Володя вышел за калитку.

— Эй ты, Алешка! — крикнул он. — Тебе не влезть на большую березу!

— Мне мама не позволяет, — ответил Алеша хмуро. — Она говорит, что с каждого дерева придется рано или поздно спускаться, а спускаться часто бывает труднее, чем лезть кверху.

— Эх ты, маменькин сынок!

Володя скинул сандалии, прыгнул на высокий пень около дерева и полез кверху, обхватывая ствол руками и ногами.

Алеша смотрел на него с нескрываемой завистью. Зеленые пышные ветки росли на березе только на самом верху, где-то под облаками. Ствол был почти гладкий, с редкими выступами и обломками старых сучьев. Высоко над землей он разделялся на два ствола, и они поднимались к небу, прямые, белые, стройные. Володя уже добрался до развилки и сидел, болтая ногами, явно «выставляясь».

— Лезь сюда, облизьяна! — не унимался он. — Какая же ты обезьяна, если боишься на деревья лазить?

— У него хвоста нет, — сказал Глеб, — ему трудно.

— Бесхвостые обезьяны тоже хорошо лазят, — возразил Володя. — Хвостом хорошо за ветки цепляться, а тут и веток почти нет. Алеша без веток лазить не умеет.

— Неправда! — не выдержал Алеша. — Я до половины на шест влезаю.

— Почему же это только до половины?

— Ему выше мама не позволяет.

Алеша раздул ноздри и отошел в дальний угол сада. Володя покрасовался еще немного на березе. Но дразнить было больше некого, а лезть выше по гладкому стволу он не решился и стал спускаться.

— Пойдем за грибами, Глеб, ладно? Тащи корзинки. Алеша молча смотрел им вслед. Вот они перешли овраг и побежали к лесу, весело размахивая лукошками. Мама вышла на террасу:

— Алеша, хочешь, пойдем со мной на станцию? Прогуляться и посмотреть паровозы было бы неплохо.

Но Алешу только что назвали маменькиным сынком. Не мог же он идти через всю деревню чуть ли не за руку с мамой, когда Володя и Глеб отправились вдвоем в лес, как настоящие мужчины!
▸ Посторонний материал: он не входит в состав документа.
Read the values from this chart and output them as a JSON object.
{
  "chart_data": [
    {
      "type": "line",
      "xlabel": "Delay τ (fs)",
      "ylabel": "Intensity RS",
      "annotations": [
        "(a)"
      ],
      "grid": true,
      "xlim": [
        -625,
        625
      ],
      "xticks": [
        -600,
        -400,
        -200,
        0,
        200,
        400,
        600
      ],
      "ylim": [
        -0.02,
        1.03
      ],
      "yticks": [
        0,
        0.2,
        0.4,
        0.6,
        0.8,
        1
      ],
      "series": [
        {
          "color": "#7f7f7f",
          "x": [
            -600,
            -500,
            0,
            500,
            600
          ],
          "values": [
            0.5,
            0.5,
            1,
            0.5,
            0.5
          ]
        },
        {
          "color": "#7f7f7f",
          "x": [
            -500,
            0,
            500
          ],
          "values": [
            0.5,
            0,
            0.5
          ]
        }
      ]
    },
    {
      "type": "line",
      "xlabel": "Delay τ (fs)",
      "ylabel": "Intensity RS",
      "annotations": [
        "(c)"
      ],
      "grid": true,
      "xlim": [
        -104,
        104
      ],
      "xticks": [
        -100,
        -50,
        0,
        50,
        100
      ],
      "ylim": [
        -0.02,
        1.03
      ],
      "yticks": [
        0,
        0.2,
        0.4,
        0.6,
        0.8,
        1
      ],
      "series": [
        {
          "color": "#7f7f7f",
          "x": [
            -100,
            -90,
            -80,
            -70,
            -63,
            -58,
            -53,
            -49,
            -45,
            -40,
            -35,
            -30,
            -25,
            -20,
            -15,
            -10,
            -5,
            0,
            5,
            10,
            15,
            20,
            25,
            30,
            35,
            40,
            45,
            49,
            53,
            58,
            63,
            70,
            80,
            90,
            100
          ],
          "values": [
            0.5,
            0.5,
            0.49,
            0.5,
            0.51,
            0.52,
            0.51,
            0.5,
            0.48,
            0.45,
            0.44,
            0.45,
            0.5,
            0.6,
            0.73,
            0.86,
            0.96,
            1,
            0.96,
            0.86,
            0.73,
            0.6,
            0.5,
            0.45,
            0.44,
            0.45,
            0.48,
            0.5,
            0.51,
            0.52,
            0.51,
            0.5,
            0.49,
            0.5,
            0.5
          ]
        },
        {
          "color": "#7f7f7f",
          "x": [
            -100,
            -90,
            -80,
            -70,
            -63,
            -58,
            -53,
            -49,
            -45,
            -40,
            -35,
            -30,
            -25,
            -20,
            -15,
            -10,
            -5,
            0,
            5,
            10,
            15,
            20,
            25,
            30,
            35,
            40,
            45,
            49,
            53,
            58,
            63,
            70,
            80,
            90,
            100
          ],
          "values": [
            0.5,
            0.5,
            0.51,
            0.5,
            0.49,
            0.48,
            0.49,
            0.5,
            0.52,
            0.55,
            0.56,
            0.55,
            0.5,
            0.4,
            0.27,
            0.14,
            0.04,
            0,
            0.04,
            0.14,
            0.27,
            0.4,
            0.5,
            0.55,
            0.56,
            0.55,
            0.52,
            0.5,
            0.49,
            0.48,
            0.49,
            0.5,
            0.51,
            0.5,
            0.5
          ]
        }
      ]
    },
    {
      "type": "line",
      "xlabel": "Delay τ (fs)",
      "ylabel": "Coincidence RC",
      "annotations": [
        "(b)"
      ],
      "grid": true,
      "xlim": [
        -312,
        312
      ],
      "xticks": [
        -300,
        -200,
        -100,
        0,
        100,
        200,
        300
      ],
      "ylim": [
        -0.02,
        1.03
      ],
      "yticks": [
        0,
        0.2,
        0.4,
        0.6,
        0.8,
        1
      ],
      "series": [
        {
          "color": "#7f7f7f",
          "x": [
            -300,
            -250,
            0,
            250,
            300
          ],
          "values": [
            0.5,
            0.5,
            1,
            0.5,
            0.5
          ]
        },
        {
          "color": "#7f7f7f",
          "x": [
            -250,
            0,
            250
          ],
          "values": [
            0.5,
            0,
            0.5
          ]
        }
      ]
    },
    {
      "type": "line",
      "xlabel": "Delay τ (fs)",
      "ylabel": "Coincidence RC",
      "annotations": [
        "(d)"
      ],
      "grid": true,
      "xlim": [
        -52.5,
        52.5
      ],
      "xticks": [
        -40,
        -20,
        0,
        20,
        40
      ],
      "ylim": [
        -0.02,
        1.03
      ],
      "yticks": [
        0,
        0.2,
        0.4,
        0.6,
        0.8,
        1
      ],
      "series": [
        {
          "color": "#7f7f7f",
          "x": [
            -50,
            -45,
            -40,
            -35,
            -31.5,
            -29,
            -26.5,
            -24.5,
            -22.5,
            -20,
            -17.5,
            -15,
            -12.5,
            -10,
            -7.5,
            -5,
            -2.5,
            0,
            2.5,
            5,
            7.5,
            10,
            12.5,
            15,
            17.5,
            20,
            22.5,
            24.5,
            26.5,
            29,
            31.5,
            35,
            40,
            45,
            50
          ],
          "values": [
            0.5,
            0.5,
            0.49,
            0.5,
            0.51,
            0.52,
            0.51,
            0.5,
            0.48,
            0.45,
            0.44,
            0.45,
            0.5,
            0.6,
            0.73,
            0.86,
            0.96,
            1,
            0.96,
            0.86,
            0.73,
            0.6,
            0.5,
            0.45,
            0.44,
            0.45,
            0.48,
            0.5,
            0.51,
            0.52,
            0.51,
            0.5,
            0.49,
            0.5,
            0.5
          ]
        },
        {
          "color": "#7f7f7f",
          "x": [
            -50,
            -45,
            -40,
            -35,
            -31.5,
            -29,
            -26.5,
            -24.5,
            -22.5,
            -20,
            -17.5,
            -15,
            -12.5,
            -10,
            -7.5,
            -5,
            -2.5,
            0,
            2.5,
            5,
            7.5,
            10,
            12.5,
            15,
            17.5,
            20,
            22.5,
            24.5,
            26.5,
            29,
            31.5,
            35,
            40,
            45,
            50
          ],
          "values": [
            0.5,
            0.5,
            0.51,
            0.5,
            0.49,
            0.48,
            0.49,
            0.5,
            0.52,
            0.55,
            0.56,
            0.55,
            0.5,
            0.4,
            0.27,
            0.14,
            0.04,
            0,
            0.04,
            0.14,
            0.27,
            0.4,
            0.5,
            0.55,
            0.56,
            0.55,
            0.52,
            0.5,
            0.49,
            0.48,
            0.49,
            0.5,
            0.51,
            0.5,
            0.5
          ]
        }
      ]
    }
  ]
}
— Не хочется, — сказал он. — Я посижу дома.

Мама ушла. Алеша посмотрел на большую березу, вздохнул и сел на скамейку около забора.

Володя и Глеб вернулись только к обеду. После обеда постелили в саду одеяло и разлеглись читать. Мама пошла на кухню мыть посуду.

— Ты бы полежал тоже, Алеша, — сказала она. Алеша присел на кончик одеяла и заглянул в книжку через плечо Глеба.

— Не дыши мне в ухо, — буркнул тот. — И без тебя жарко!

Тогда Алеша встал, вышел за калитку и подошел к большой березе. Огляделся. На тропинке не было никого. Он полез на дерево, цепляясь за каждый выступ коры, за каждый сучок. Внизу ствол был слишком толст, Алеша не мог обхватить его ногами.

«Ему-то хорошо, длинноногому! — сердито подумал он. — А все-таки я влезу выше!»

И он продвигался все выше и выше. Дерево было не таким гладким, как это казалось с земли. Было за что зацепиться руками, на что поставить ногу.

Еще немного, еще чуточку — и он доберется до развилины. Там можно будет передохнуть.

Вот и готово! Алеша сел верхом, как утром сидел Володя. Однако очень рассиживаться нельзя. Его могут увидеть, позвать маму. Алеша встал и посмотрел кверху. Правый ствол был выше левого. Алеша выбрал его, обхватил руками и ногами и полез дальше.